Aufgeregt diskutiert die Szene derzeit die Kritik des Wissenschaftsjournalisten Holger Wormer, der auch an der TU Dortmund lehrt, an den Forscher-Blogs: In einem Spiegel-Online-Gespräch hielt er ihnen vor, den kritischen Journalismus ersetzen und umgehen zu wollen, aber nur „winzige Leserschaften“ zu haben. Erwidert haben ihm erboste Blogger, darunter der Physiker Markus Pössel.

Die Texte im Netz jedenfalls unterscheiden sich hinsichtlich Niveau und Komplexität, auch Standardlängen gibt es nicht. Manche Einträge sind kurz und anschaulich, andere lang und ohne Vorwissen kaum lesbar. Meist ist der Tonfall deutlich persönlicher als bei einem wissenschaftlichen Aufsatz, gelegentlich auch mal richtig bissig – je nach Zielgruppe oder Wirkungsabsicht.

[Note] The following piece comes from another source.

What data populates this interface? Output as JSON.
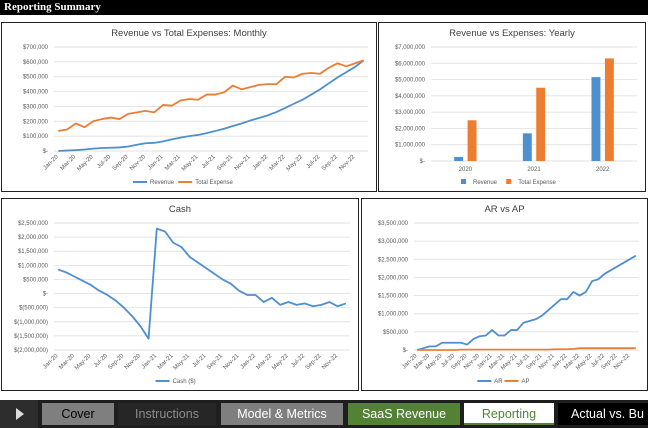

"Auch mal eine satirische Gegenrede verfassen"

An Abwechslung mangelt es also nicht. Klimatologe Rahmstorf ist – nach vielen Jahren als Netz-Autor – sogar davon überzeugt, dass Wissenschaftler durch das Bloggen selbst noch dazulernen können: „Man setzt sich mit Themen außerhalb der eigenen Forschung auseinander – und zwar intensiver, als wenn man eine Studie nur mal so durchliest in der üblichen Arbeitsroutine. Man muss die Sache ja für Laien klar auf den Punkt bringen.“ Dazu kommt die anregende Interaktion mit den Lesern. Und die Möglichkeit, auch mal eine satirische Gegenrede zu verfassen, „etwa wenn jemand in den Medien behauptet, im Mittelalter sei Grönland fast eisfrei gewesen“.

Alles in allem, resümiert Genderforscherin und Neu-Bloggerin Sabine Hark, „macht das Ganze total viel Spaß“.